Pyne: Because Julia Gillard is weak, and because Julia Gillard when she sat down with the union leaders wanted them to think one thing, and she wanted the Cabinet to think another, so she for months and months had been part of the Roy Hill project, EMA, enterprise migration agreement, Chris Bowen told the Parliament this week he has briefed the productivity committee of the Cabinet, something he didn’t need to tell us by the way which he’s told us.
Jones: He told you for a reason by the way.
Pyne: Yes, quite right. Yesterday she admitted she had spoken to Martin Ferguson about these matters for some time, and then of course she tried to tell the unions leaders on thing because this is a Prime Minister who chooses the alternative when the truth will do. Why doesn’t she simply have the courage of her conviction if she thinks it’s a good idea to have an enterprise migration agreement, don’t tell one group one thing and another group the other; because both of them now are both dissatisfied.

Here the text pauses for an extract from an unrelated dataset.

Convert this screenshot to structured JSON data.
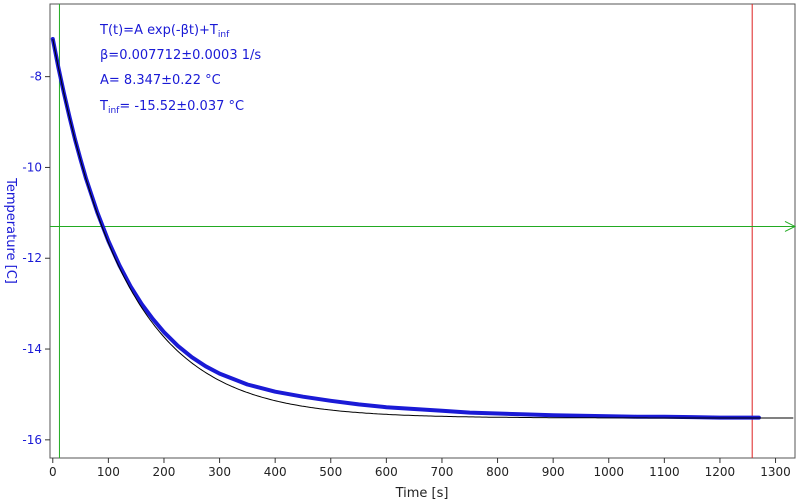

Jones: Yea, which is a good idea with a migration agreement, but its implementation is dreadful. There is no advertisement that I can get my hands on which says here are jobs, are there Australians available, this is where they are, these are the skills that are needed, this is when you need to apply, these are the arrangements in relation to housing and then you say hang on, applications went until 30 June we’ve got nothing back, we are going to bring the enterprise migration agreement in to play.
Pyne: You’re absolutely right, and this is a Government Allan that could turn what was supposed to be a good news story into another leadership issue where people are question Julia Gillard’s efficacy and her character and her integrity, and it piles woe, upon woe, upon woe.
Jones: My understanding is there is a move down there; I don’t know what you’ve sniffed because in politics both sides talk, they’re not worried whether they talk on the record or off the record. My understanding is that there are significant people at the senior levels of the party talking to Rudd and one of the key components of those discussions as I understand it is to do something about this carbon tax between now and July 1, have you heard any whiff of that?
Pyne: I have absolutely no doubt at all; I mean Labor is talking constantly down here to each other and to the members of the Coalition, they will replace Julia Gillard with Kevin Rudd and they will do something about the carbon tax before July 1, all of that will happen. It won’t change the fact that this is a divided, dysfunctional, unstable government but they will try their best.
Jones: Yep, to save some of the furniture, yep. Goon on you, good on you.
Pyne: Thank you.
Jones: Well done, good to talk to you, thank you for your energy. Christopher Pyne does a hell of a job. Their job is to keep a government accountable, and no government has needed that level of accountability applied to it more than this one in the history of Australian politics.